Delapan provinsi tersebut yakni Jawa Barat, Jawa Tengah, Yogyakarta, Jawa Timur, Banten, Sumatera Barat, Bali, dan Nusa Tenggara Barat. Dengan menjadi LP2B, nantinya alih fungsi lahan sawah harus berdasarkan kepentingan bencana alam dan infrastruktur publik.
Jika alih fungsi tetap dilakukan, hal tersebut harus berdasarkan persetujuan dari Menteri Agraria dan Tata Ruang/Badan Pertanahan Nasional (ATR/BPN). "Bukan tidak boleh diubah, tetapi lebih teratur. Ada ukuran-ukurannya sawah dikorbankan demi kepentingan ke depan," kata Budi di kantor Kementerian ATR/BPN di Jakarta, Senin (9/4).
(Baca juga: JK Kritik Mentan Terkait Pelibatan TNI dalam Sistem Cetak Sawah)
Pemerintah daerah juga nantinya diminta mempercepat pengintegrasian lahan sawah berkelanjutan ke dalam Rencana Tata Ruang Wilayah (RTRW). Pemerintah daerah pun diminta memberikan insentif terhadap lahan sawah yang telah ditetapkan sebagai LP2B.
Selain Perpres, pemerintah pun segera memperbaharui data LP2B per kabupaten/kota serta perhitungan alih fungsi lahan sawah menjadi non pertanian.

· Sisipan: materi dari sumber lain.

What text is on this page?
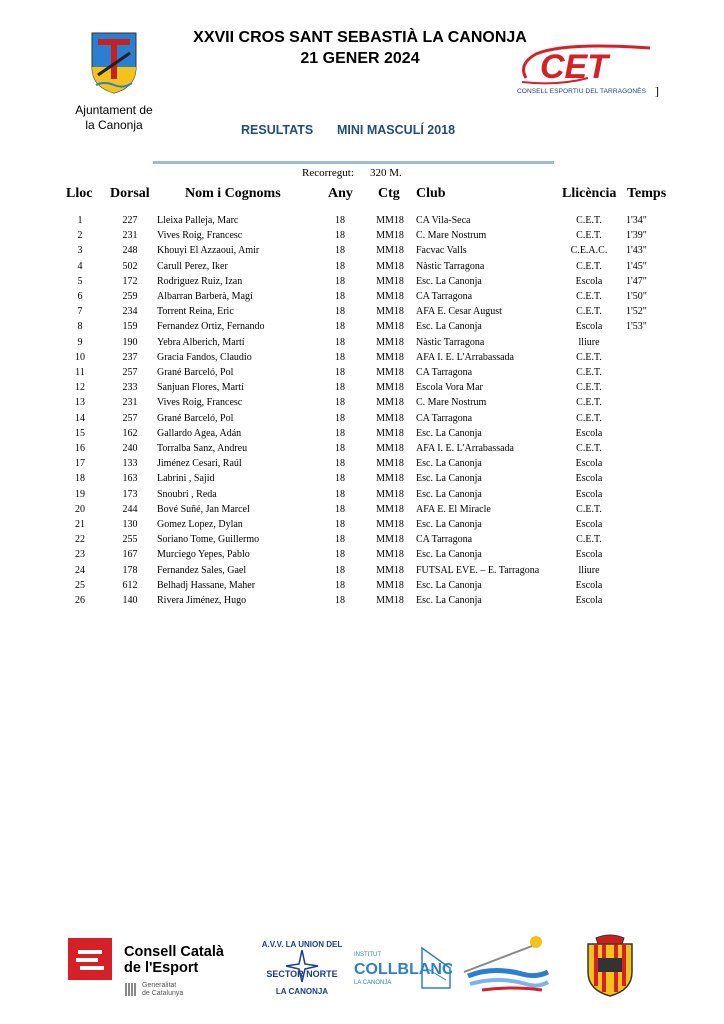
Ajuntament de
la Canonja
XXVII CROS SANT SEBASTIÀ LA CANONJA
21 GENER 2024	CET
CONSELL ESPORTIU DEL TARRAGONÈS ]
RESULTATS MINI MASCULÍ 2018
Recorregut: 320 M.
Lloc Dorsal	Nom i Cognoms	Any Ctg Club	Llicència Temps
1	227	Lleixa Palleja, Marc	18	MM18	CA Vila-Seca	C.E.T.	1'34"
2	231	Vives Roig, Francesc	18	MM18	C. Mare Nostrum	C.E.T.	1'39"
3	248	Khouyi El Azzaoui, Amir	18	MM18	Facvac Valls	C.E.A.C.	1'43"
4	502	Carull Perez, Iker	18	MM18	Nàstic Tarragona	C.E.T.	1'45"
5	172	Rodriguez Ruiz, Izan	18	MM18	Esc. La Canonja	Escola	1'47"
6	259	Albarran Barberà, Magí	18	MM18	CA Tarragona	C.E.T.	1'50"
7	234	Torrent Reina, Eric	18	MM18	AFA E. Cesar August	C.E.T.	1'52"
8	159	Fernandez Ortiz, Fernando	18	MM18	Esc. La Canonja	Escola	1'53"
9	190	Yebra Alberich, Martí	18	MM18	Nàstic Tarragona	lliure
10	237	Gracia Fandos, Claudio	18	MM18	AFA I. E. L'Arrabassada	C.E.T.
11	257	Grané Barceló, Pol	18	MM18	CA Tarragona	C.E.T.
12	233	Sanjuan Flores, Martí	18	MM18	Escola Vora Mar	C.E.T.
13	231	Vives Roig, Francesc	18	MM18	C. Mare Nostrum	C.E.T.
14	257	Grané Barceló, Pol	18	MM18	CA Tarragona	C.E.T.
15	162	Gallardo Agea, Adán	18	MM18	Esc. La Canonja	Escola
16	240	Torralba Sanz, Andreu	18	MM18	AFA I. E. L'Arrabassada	C.E.T.
17	133	Jiménez Cesari, Raúl	18	MM18	Esc. La Canonja	Escola
18	163	Labrini , Sajid	18	MM18	Esc. La Canonja	Escola
19	173	Snoubri , Reda	18	MM18	Esc. La Canonja	Escola
20	244	Bové Suñé, Jan Marcel	18	MM18	AFA E. El Miracle	C.E.T.
21	130	Gomez Lopez, Dylan	18	MM18	Esc. La Canonja	Escola
22	255	Soriano Tome, Guillermo	18	MM18	CA Tarragona	C.E.T.
23	167	Murciego Yepes, Pablo	18	MM18	Esc. La Canonja	Escola
24	178	Fernandez Sales, Gael	18	MM18	FUTSAL EVE. – E. Tarragona	lliure
25	612	Belhadj Hassane, Maher	18	MM18	Esc. La Canonja	Escola
26	140	Rivera Jiménez, Hugo	18	MM18	Esc. La Canonja	Escola
Consell Català
de l'Esport
Generalitat
de Catalunya
A.V.V. LA UNION DEL
SECTOR NORTE
LA CANONJA
INSTITUT
COLLBLANC
LA CANONJA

Budi menjelaskan pencegahan alih fungsi sawah ini mendesak karena setiap tahunnya lahan sawah di Indonesia berkurang 150 ribu hingga 200 ribu hektar. Alih fungsi lahan sawah tersebut paling banyak terjadi di wilayah Jawa dan kota-kota besar.
Berdasarkan data Kementerian Agraria dan Tata Ruang/Badan Pertanahan Nasional (ATR/BPN), pada 2013, lahan sawah di Jawa mencapai 3,675 juta hektar atau hampir setengahnya dari total sawah di Indonesia sebesar 7,750 juta hektar.
Budi mengatakan, lahan sawah menjadi sasaran alih fungsi yang paling cepat karena dinilai mudah diolah. Selain itu, lahan sawah juga dianggap sebagai investasi yang menarik karena harganya murah.
"Sawah ini kan lahannya datar, punya air, dekat jalan, itu secara ekonomis menjadi lokasi yang sangat menarik bagi investasi. Padahal nilainya relatif lebih murah secara ekonomi," kata Budi.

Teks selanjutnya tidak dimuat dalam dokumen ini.